What is essentially does is make your skin appear without blemishes and smoothens everything out, makes your eyes bigger, jaw slimmer and cheeks more protruding — depending on your settings. You can also put everything on the AI to make you look pretty.
Selfies without the AI selfie mode also look good, and I personally prefer myself with my small eyes. They are well lit and thanks to the wide aperture and pixel size, you consistently get well-lit images. I wish this was the camera at the rear of the phone, but that was not the case.
The rear camera comprises a 13MP+2MP module, which is also powered with AI. Camera modes include complex AI scene recognition, multi-frame noise reduction, portrait lighting, pro mode and slo-mo. While the AI-scene recognition works well in well lit and semi-well lit scenarios, it’s a little difficult to use at night. Everything appears a bit too smooth, since high ISO and noise reduction are working hand in hand. Slo-mo is passable, but since it is shot in 720p, it is a bit too pixelated.

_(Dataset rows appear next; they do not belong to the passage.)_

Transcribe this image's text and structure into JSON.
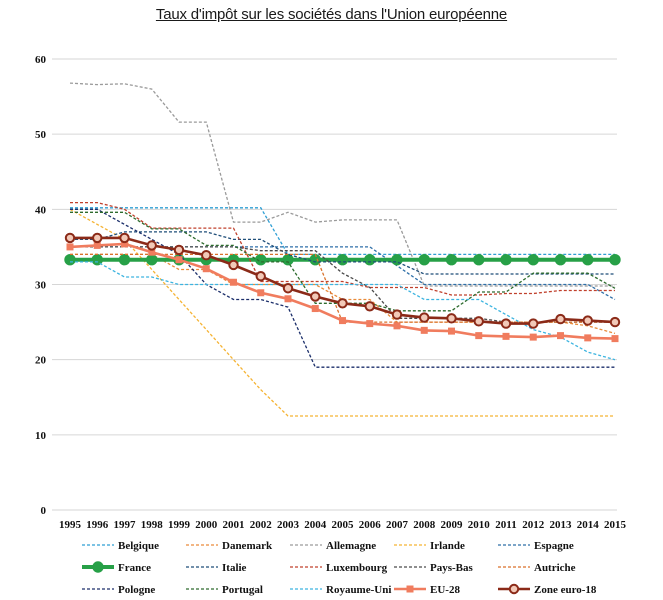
{
  "chart_data": {
    "type": "line",
    "title": "Taux d'impôt sur les sociétés dans l'Union européenne",
    "xlabel": "",
    "ylabel": "",
    "ylim": [
      0,
      60
    ],
    "yticks": [
      "0",
      "10",
      "20",
      "30",
      "40",
      "50",
      "60"
    ],
    "categories": [
      "1995",
      "1996",
      "1997",
      "1998",
      "1999",
      "2000",
      "2001",
      "2002",
      "2003",
      "2004",
      "2005",
      "2006",
      "2007",
      "2008",
      "2009",
      "2010",
      "2011",
      "2012",
      "2013",
      "2014",
      "2015"
    ],
    "grid": true,
    "legend_position": "bottom",
    "series": [
      {
        "name": "Belgique",
        "color": "#2f9fd4",
        "style": "dash",
        "values": [
          40.2,
          40.2,
          40.2,
          40.2,
          40.2,
          40.2,
          40.2,
          40.2,
          34.0,
          34.0,
          34.0,
          34.0,
          34.0,
          34.0,
          34.0,
          34.0,
          34.0,
          34.0,
          34.0,
          34.0,
          34.0
        ]
      },
      {
        "name": "Danemark",
        "color": "#e98b3a",
        "style": "dash",
        "values": [
          34.0,
          34.0,
          34.0,
          34.0,
          32.0,
          32.0,
          30.0,
          30.0,
          30.0,
          30.0,
          28.0,
          28.0,
          25.0,
          25.0,
          25.0,
          25.0,
          25.0,
          25.0,
          25.0,
          24.5,
          23.5
        ]
      },
      {
        "name": "Allemagne",
        "color": "#9a9a9a",
        "style": "dash",
        "values": [
          56.8,
          56.6,
          56.7,
          56.0,
          51.6,
          51.6,
          38.3,
          38.3,
          39.6,
          38.3,
          38.6,
          38.6,
          38.6,
          29.8,
          29.8,
          29.8,
          29.8,
          29.8,
          29.8,
          29.8,
          29.8
        ]
      },
      {
        "name": "Irlande",
        "color": "#f5b333",
        "style": "dash",
        "values": [
          40.0,
          38.0,
          36.0,
          32.0,
          28.0,
          24.0,
          20.0,
          16.0,
          12.5,
          12.5,
          12.5,
          12.5,
          12.5,
          12.5,
          12.5,
          12.5,
          12.5,
          12.5,
          12.5,
          12.5,
          12.5
        ]
      },
      {
        "name": "Espagne",
        "color": "#2e6fa8",
        "style": "dash",
        "values": [
          35.0,
          35.0,
          35.0,
          35.0,
          35.0,
          35.0,
          35.0,
          35.0,
          35.0,
          35.0,
          35.0,
          35.0,
          32.5,
          30.0,
          30.0,
          30.0,
          30.0,
          30.0,
          30.0,
          30.0,
          28.0
        ]
      },
      {
        "name": "France",
        "color": "#27a047",
        "style": "solid-marker",
        "values": [
          33.3,
          33.3,
          33.3,
          33.3,
          33.3,
          33.3,
          33.3,
          33.3,
          33.3,
          33.3,
          33.3,
          33.3,
          33.3,
          33.3,
          33.3,
          33.3,
          33.3,
          33.3,
          33.3,
          33.3,
          33.3
        ]
      },
      {
        "name": "Italie",
        "color": "#1f4e79",
        "style": "dash",
        "values": [
          36.0,
          36.0,
          37.0,
          37.0,
          37.0,
          37.0,
          36.0,
          36.0,
          34.0,
          33.0,
          33.0,
          33.0,
          33.0,
          31.4,
          31.4,
          31.4,
          31.4,
          31.4,
          31.4,
          31.4,
          31.4
        ]
      },
      {
        "name": "Luxembourg",
        "color": "#c0402c",
        "style": "dash",
        "values": [
          40.9,
          40.9,
          40.0,
          37.5,
          37.5,
          37.5,
          37.5,
          30.4,
          30.4,
          30.4,
          30.4,
          29.6,
          29.6,
          29.6,
          28.6,
          28.6,
          28.8,
          28.8,
          29.2,
          29.2,
          29.2
        ]
      },
      {
        "name": "Pays-Bas",
        "color": "#4a4a4a",
        "style": "dash",
        "values": [
          35.0,
          35.0,
          35.0,
          35.0,
          35.0,
          35.0,
          35.0,
          34.5,
          34.5,
          34.5,
          31.5,
          29.6,
          25.5,
          25.5,
          25.5,
          25.5,
          25.0,
          25.0,
          25.0,
          25.0,
          25.0
        ]
      },
      {
        "name": "Autriche",
        "color": "#d9722b",
        "style": "dash",
        "values": [
          34.0,
          34.0,
          34.0,
          34.0,
          34.0,
          34.0,
          34.0,
          34.0,
          34.0,
          34.0,
          25.0,
          25.0,
          25.0,
          25.0,
          25.0,
          25.0,
          25.0,
          25.0,
          25.0,
          25.0,
          25.0
        ]
      },
      {
        "name": "Pologne",
        "color": "#1c2f6b",
        "style": "dash",
        "values": [
          40.0,
          40.0,
          38.0,
          36.0,
          34.0,
          30.0,
          28.0,
          28.0,
          27.0,
          19.0,
          19.0,
          19.0,
          19.0,
          19.0,
          19.0,
          19.0,
          19.0,
          19.0,
          19.0,
          19.0,
          19.0
        ]
      },
      {
        "name": "Portugal",
        "color": "#2d6b2d",
        "style": "dash",
        "values": [
          39.6,
          39.6,
          39.6,
          37.4,
          37.4,
          35.2,
          35.2,
          33.0,
          33.0,
          27.5,
          27.5,
          27.5,
          26.5,
          26.5,
          26.5,
          29.0,
          29.0,
          31.5,
          31.5,
          31.5,
          29.5
        ]
      },
      {
        "name": "Royaume-Uni",
        "color": "#3cb4e0",
        "style": "dash",
        "values": [
          33.0,
          33.0,
          31.0,
          31.0,
          30.0,
          30.0,
          30.0,
          30.0,
          30.0,
          30.0,
          30.0,
          30.0,
          30.0,
          28.0,
          28.0,
          28.0,
          26.0,
          24.0,
          23.0,
          21.0,
          20.0
        ]
      },
      {
        "name": "EU-28",
        "color": "#f07c5e",
        "style": "solid-square",
        "values": [
          35.0,
          35.2,
          35.4,
          34.3,
          33.3,
          32.1,
          30.3,
          28.9,
          28.1,
          26.8,
          25.2,
          24.8,
          24.5,
          23.9,
          23.8,
          23.2,
          23.1,
          23.0,
          23.2,
          22.9,
          22.8
        ]
      },
      {
        "name": "Zone euro-18",
        "color": "#8b2a18",
        "style": "solid-circle",
        "values": [
          36.2,
          36.2,
          36.2,
          35.2,
          34.6,
          33.9,
          32.6,
          31.1,
          29.5,
          28.4,
          27.5,
          27.1,
          26.0,
          25.6,
          25.5,
          25.1,
          24.8,
          24.8,
          25.4,
          25.2,
          25.0
        ]
      }
    ]
  }
}
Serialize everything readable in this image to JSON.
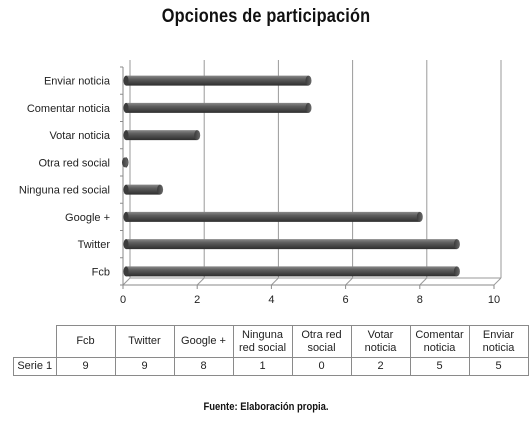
{
  "chart_data": {
    "type": "bar",
    "orientation": "horizontal",
    "title": "Opciones de participación",
    "categories": [
      "Fcb",
      "Twitter",
      "Google +",
      "Ninguna red social",
      "Otra red social",
      "Votar noticia",
      "Comentar noticia",
      "Enviar noticia"
    ],
    "table_headers": [
      "Fcb",
      "Twitter",
      "Google +",
      "Ninguna red social",
      "Otra red social",
      "Votar noticia",
      "Comentar noticia",
      "Enviar noticia"
    ],
    "series": [
      {
        "name": "Serie 1",
        "values": [
          9,
          9,
          8,
          1,
          0,
          2,
          5,
          5
        ]
      }
    ],
    "xlim": [
      0,
      10
    ],
    "xticks": [
      "0",
      "2",
      "4",
      "6",
      "8",
      "10"
    ],
    "grid": true,
    "bar_color": "#555555"
  },
  "source": "Fuente: Elaboración propia."
}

The pro-mode has one of the best implementations in any camera app period. It’s extremely intuitive and easy to use. No circular dials, no mumbo-jumbo, it is spot on.
Conclusion:
Realme U1 checks nearly all the boxes required to be a good sub-Rs 15,000 smartphone. A phone with the top MediaTek processor is a good addition to the Realme line-up and so is that selfie camera. The resemblance with the Realme 2 Pro is uncanny, but once you’re past that it’s a good phone very much worthy of its price tag. The Realme U1 is priced at Rs 11,999 for its base (3GB/32GB) variant while the top (4GB/64GB) spec model is priced at Rs 14,499.